When they arrive at the station for their morning meeting, partners Terry Biggs and Mike Lomax are informed that Jo Drabyak, Reggie’s wife, has been murdered. Before long, their investigation leads them to Jo’s business venture with a number of other cops’ wives and best-selling mystery writer Nora Bannister.

Each year, the wives invest in a house to fix up and sell. At the same time, Nora works on the latest book in her House To Die For series—which is set in the latest flip house. The open house / book release party for each house is a huge success—and bidders battle it out to pay top dollar for a house where a fictional murder took place.

But as the bodies start piling up, it begins to look like someone’s trying to cash in even more—using real-life murders.

Marshall Karp’s third Lomax and Biggs novel, Flipping Out, is a wildly twisting mystery. Just when you think you’ve got it all figured out, he’ll throw another wrench in the works. Some of them pan out, while others are just tossed out there to keep you guessing.
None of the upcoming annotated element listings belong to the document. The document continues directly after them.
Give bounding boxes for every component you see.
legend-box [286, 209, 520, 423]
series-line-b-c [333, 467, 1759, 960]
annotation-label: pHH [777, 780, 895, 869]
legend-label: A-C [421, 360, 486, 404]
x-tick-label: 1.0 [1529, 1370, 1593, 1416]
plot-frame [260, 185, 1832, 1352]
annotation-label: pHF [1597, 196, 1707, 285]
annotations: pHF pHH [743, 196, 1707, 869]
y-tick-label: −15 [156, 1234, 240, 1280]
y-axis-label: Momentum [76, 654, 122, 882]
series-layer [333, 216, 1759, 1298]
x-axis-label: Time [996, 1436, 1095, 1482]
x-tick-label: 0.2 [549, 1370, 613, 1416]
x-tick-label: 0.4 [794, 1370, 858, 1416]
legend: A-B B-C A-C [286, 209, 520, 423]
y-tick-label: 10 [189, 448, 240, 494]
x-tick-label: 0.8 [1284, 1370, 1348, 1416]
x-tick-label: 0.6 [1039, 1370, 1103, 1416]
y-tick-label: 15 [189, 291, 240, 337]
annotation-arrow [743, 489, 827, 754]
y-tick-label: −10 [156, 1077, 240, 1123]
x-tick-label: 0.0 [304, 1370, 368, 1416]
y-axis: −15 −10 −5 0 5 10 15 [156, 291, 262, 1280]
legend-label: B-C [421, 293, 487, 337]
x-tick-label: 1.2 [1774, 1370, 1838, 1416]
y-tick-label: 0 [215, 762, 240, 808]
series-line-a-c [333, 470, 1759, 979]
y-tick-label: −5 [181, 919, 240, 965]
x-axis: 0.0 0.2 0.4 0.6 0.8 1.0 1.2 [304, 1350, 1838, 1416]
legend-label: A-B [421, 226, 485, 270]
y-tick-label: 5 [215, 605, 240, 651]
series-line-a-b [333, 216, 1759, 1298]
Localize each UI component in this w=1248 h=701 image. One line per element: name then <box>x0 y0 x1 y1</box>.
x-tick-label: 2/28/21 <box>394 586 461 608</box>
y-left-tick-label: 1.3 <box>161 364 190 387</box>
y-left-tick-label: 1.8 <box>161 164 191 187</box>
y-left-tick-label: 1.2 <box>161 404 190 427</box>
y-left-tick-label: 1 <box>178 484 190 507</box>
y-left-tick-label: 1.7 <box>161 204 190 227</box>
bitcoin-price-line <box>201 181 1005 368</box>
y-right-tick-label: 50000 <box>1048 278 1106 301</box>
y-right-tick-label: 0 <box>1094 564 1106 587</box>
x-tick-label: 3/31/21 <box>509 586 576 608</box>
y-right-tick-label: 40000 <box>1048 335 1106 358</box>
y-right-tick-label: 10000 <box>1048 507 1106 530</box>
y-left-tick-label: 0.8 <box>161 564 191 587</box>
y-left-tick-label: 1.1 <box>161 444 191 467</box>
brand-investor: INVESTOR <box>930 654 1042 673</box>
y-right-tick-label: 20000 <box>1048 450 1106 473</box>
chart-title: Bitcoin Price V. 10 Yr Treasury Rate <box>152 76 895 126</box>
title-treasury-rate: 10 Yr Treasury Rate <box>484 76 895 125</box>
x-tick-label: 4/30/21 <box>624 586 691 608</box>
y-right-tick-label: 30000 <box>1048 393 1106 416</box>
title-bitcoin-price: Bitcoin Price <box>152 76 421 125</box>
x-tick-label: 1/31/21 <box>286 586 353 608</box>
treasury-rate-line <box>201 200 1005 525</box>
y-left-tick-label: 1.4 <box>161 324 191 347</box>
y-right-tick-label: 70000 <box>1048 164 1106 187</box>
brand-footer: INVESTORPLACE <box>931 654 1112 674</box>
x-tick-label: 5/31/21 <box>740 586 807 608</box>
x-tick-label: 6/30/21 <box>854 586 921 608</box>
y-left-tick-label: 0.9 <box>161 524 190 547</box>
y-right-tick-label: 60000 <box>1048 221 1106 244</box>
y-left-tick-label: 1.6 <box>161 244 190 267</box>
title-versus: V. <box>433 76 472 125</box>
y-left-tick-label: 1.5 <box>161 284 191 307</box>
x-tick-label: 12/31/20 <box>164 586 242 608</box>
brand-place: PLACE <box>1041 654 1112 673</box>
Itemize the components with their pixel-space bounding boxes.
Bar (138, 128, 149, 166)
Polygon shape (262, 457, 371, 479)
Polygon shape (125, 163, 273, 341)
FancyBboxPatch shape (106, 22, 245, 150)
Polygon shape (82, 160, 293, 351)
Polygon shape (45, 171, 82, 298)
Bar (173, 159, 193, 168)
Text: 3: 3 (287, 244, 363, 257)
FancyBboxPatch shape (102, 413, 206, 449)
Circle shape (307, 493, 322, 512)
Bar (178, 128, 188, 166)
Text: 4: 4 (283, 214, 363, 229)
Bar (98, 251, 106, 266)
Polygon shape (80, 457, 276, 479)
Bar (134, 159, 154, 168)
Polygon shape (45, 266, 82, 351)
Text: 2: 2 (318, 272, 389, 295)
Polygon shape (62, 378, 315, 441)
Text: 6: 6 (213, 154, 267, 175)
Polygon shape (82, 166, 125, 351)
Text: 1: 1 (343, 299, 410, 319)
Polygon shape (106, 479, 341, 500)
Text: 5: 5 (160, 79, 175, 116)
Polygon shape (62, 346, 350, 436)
In fact, it feels as if there’s a new clue with every new page—and that keeps the story speeding right along. From house-flipping to crime novels, the story branches out in so many interesting (and unexpected) directions that you’ll have to keep reading to find out how it all comes together.

Since I haven’t read Karp’s earlier novels, though, I often found it challenging to keep track of the characters. There are five detectives, plus four wives and a girlfriend, and they’re not always easy to keep separate (especially since they’re not very well developed this time around). I’m guessing that it won’t be as much of a problem for Karp’s fans, who already know and love the characters—but clueless newcomers like me could find it a bit confusing at times.

Still, Karp’s style is clever and witty, and the story is filled with enough laughs and Hollywood-style intrigue to keep you entertained from beginning to end. While it does feel a bit far-fetched at times (especially in the end, after everything has been revealed), Flipping Out is entertaining nonetheless—and it’s as much of a guilty pleasure as those house-flipping shows on HGTV.